Canberra court rules on truth speech

Former military captain Matthew Clinch, who now identifies as Bridget, successfully sued Canberra newsreader Beth Rep for misgendering in 2020.

Rep was originally found to have vilified Clinch by stating biological truth but a Canberra court has just upheld an appeal that found she did not necessarily vilify him on all counts.

Clinch was awarded $10,000 damages over Facebook posts Rep made referring to transwomen as males but that has now been halved.

On appeal, the tribunal ruled that discussion on trans issues was “in the public interest” and that “calling a transwoman a man will not necessarily be vilification”.

“Our approach is that in order to amount to vilification it is necessary that the post incite hatred toward, revulsion of, serious contempt for, or severe ridicule of Ms Clinch or the group of transwomen,” the ruling says.

This could include words likely to encourage hatred or suggesting a transwoman was “inferior, a threat, or a criminal”.

“Generally, we do not think that referring to a transwoman as a man will necessarily do so (amount to vilification),” the appeal tribunal rules.

The decision reduces the damages to be paid by Ms Rep to $5000, while also striking down the original tribunal’s order that Ms Rep be refrained from making social media posts similar to those complained about.
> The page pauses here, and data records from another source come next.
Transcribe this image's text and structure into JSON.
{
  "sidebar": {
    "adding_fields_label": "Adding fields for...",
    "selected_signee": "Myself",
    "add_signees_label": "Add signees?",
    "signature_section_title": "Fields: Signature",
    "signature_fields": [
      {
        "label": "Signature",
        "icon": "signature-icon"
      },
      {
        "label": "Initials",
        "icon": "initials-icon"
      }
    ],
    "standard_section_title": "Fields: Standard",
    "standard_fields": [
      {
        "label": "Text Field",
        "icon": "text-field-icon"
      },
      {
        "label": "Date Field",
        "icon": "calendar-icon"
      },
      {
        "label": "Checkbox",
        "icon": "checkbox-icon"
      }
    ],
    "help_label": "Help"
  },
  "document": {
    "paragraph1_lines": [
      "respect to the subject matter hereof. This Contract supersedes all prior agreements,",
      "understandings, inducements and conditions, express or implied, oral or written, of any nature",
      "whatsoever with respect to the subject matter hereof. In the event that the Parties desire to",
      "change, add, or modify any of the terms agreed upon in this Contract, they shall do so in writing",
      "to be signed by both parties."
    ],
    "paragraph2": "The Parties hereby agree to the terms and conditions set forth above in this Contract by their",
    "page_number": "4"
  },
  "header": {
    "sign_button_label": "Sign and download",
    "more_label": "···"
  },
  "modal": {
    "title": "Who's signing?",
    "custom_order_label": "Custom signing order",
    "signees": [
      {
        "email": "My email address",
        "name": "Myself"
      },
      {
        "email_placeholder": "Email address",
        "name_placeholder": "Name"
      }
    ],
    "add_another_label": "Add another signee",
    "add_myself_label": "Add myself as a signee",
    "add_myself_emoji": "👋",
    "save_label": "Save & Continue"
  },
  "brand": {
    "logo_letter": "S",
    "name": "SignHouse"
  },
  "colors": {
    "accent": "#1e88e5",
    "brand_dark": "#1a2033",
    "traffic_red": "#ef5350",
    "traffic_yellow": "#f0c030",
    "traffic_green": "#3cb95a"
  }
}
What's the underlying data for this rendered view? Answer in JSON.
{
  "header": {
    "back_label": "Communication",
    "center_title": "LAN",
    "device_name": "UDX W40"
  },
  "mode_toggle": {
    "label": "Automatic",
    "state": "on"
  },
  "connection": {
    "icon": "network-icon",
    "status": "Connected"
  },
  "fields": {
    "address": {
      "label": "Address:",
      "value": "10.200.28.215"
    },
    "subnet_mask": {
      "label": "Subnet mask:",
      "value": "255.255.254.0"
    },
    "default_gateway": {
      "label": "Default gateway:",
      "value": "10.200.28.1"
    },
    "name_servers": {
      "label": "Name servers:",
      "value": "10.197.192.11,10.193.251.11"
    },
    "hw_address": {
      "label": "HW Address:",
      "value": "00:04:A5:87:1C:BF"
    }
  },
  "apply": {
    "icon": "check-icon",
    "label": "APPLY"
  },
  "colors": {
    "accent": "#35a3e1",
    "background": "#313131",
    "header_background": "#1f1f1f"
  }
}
Amid ongoing backlash from some feminists about transwomen’s access to female-only services and places, the appeal tribunal found such issues were legitimate topics of public discussion.

Neither party says they will appeal any further.

Binary spokeswoman, Kirralie Smith, said it is incredible this issue was even taken to court.

“Truth speech is not hate speech,” she said.

“Biology matters. What kind of society have we become where people are threatened and dragged to court for stating biological facts?

“This topic must be discussed publicly and vigorously for the sake of women’s safety, dignity and privacy.”